Reprezentacja Polski czeka na nowego selekcjonera. Wygląda na to, że faworytem PZPN jest Maciej Skorża, do którego - jak informował dziennikarz Sport.pl Dominik Wardzichowski - specjalnie poleciał prezes polskiej federacji Cezary Kulesza. Czy obecny trener Urawa Red Diamonds, biorący udział w Klubowych Mistrzostwach Świata, byłby dobrym wyborem? Głos zabrał jego były podopieczny.
- Wydaje mi się, że piłkarze podeszliby do niego z respektem. To nie jest trener, który przyszedłby bezpośrednio z ekstraklasy, tylko już mający sukcesy na arenie międzynarodowej - tak o Skorży w rozmowie z WP Sportowe Fakty mówił Dariusz Dudka, 65-krotny reprezentant Polski.
Kto jak kto, ale akurat on doskonale zna Skorżę. Pracował z nim w Amice Wronki, Wiśle Kraków i Lechu Poznań. - Wchodził zawsze z twardą ręką do szatni i ustawiał to po swojemu.
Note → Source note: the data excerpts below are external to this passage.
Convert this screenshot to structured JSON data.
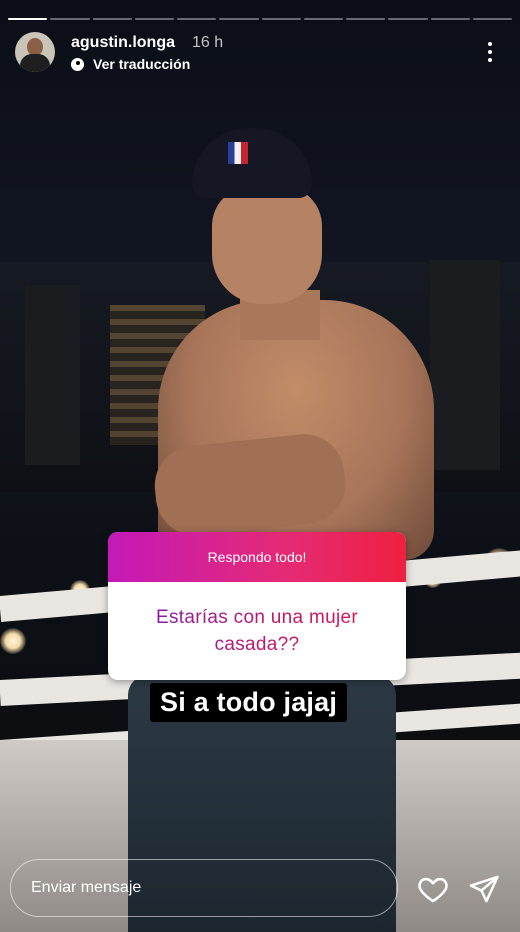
{
  "story": {
    "segments_total": 12,
    "segments_done": 1
  },
  "header": {
    "username": "agustin.longa",
    "time": "16 h",
    "translate_label": "Ver traducción",
    "avatar_icon": "user-avatar-icon",
    "menu_icon": "more-vertical-icon"
  },
  "sticker": {
    "header": "Respondo todo!",
    "question": "Estarías con una mujer casada??",
    "colors": {
      "gradient_start": "#c419b8",
      "gradient_end": "#ef2040"
    }
  },
  "answer": {
    "text": "Si a todo jajaj"
  },
  "footer": {
    "reply_placeholder": "Enviar mensaje",
    "like_icon": "heart-icon",
    "send_icon": "send-icon"
  }
}
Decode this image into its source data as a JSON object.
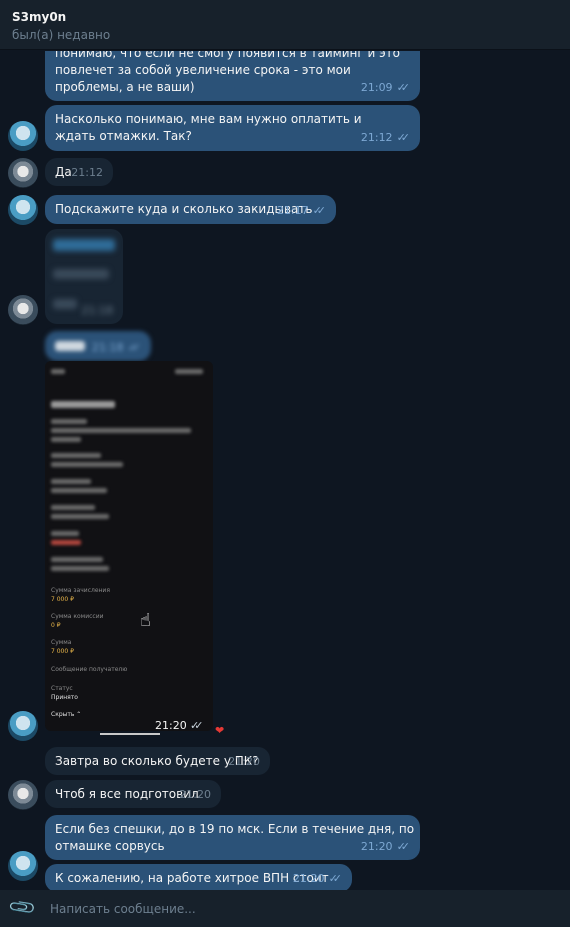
{
  "header": {
    "title": "S3my0n",
    "status": "был(а) недавно"
  },
  "messages": [
    {
      "id": "m1",
      "dir": "out",
      "text": "понимаю, что если не смогу появится в тайминг и это повлечет за собой увеличение срока - это мои проблемы, а не ваши)",
      "time": "21:09",
      "read": true
    },
    {
      "id": "m2",
      "dir": "out",
      "text": "Насколько понимаю, мне вам нужно оплатить и ждать отмажки. Так?",
      "time": "21:12",
      "read": true
    },
    {
      "id": "m3",
      "dir": "in",
      "text": "Да",
      "time": "21:12"
    },
    {
      "id": "m4",
      "dir": "out",
      "text": "Подскажите куда и сколько закидывать",
      "time": "21:17",
      "read": true
    },
    {
      "id": "m5",
      "dir": "in",
      "text": "",
      "time": "21:18",
      "blurred": true
    },
    {
      "id": "m6",
      "dir": "out",
      "text": "",
      "time": "21:18",
      "blurred": true
    },
    {
      "id": "m7",
      "dir": "out",
      "text": "",
      "time": "21:20",
      "reaction": "❤",
      "image": true
    },
    {
      "id": "m8",
      "dir": "in",
      "text": "Завтра во сколько будете у ПК?",
      "time": "21:20"
    },
    {
      "id": "m9",
      "dir": "in",
      "text": "Чтоб я все подготовил",
      "time": "21:20"
    },
    {
      "id": "m10",
      "dir": "out",
      "text": "Если без спешки, до в 19 по мск. Если в течение дня, по отмашке сорвусь",
      "time": "21:20",
      "read": true
    },
    {
      "id": "m11",
      "dir": "out",
      "text": "К сожалению, на работе хитрое ВПН стоит",
      "time": "21:20",
      "read": true
    }
  ],
  "receipt": {
    "labels": [
      {
        "id": "sum_credit",
        "label": "Сумма зачисления",
        "value": "7 000 ₽"
      },
      {
        "id": "commission",
        "label": "Сумма комиссии",
        "value": "0 ₽"
      },
      {
        "id": "sum",
        "label": "Сумма",
        "value": "7 000 ₽"
      },
      {
        "id": "message",
        "label": "Сообщение получателю",
        "value": ""
      },
      {
        "id": "status",
        "label": "Статус",
        "value": "Принято"
      }
    ],
    "hide_label": "Скрыть"
  },
  "composer": {
    "placeholder": "Написать сообщение..."
  },
  "colors": {
    "bg": "#0e1621",
    "outgoing": "#2b5278",
    "incoming": "#182533",
    "accent": "#7da8d3",
    "heart": "#e53935"
  },
  "icons": {
    "attach": "paperclip-icon",
    "read": "double-check-icon",
    "cursor": "hand-cursor-icon"
  }
}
Nie da się nawet go porównać z poprzednimi selekcjonerami, z którymi współpracowałem - oczywiście, każdy jest inny, ale moim zdaniem to byłaby właściwa osoba na właściwym miejscu - dodał były reprezentant.
Dudka dodał jednak, że według niego Maciej Skorża zapewne chciałby dokończyć projekt, nad którym pracuje w Japonii. Jego zespół bierze udział w KMŚ i w pierwszym meczu przegrał z River Plate 1:3.
- Wszystko musiałoby się odbyć na jego warunkach, żeby zdecydował się przejąć reprezentację w obecnym kształcie. Wydaje mi się, że PZPN nie jest na to gotowy - skwitował Dariusz Dudka.
Maciej Skorża przed laty był asystentem selekcjonera Pawła Janasa. Z drużyną narodową związany był w latach 2003-2006.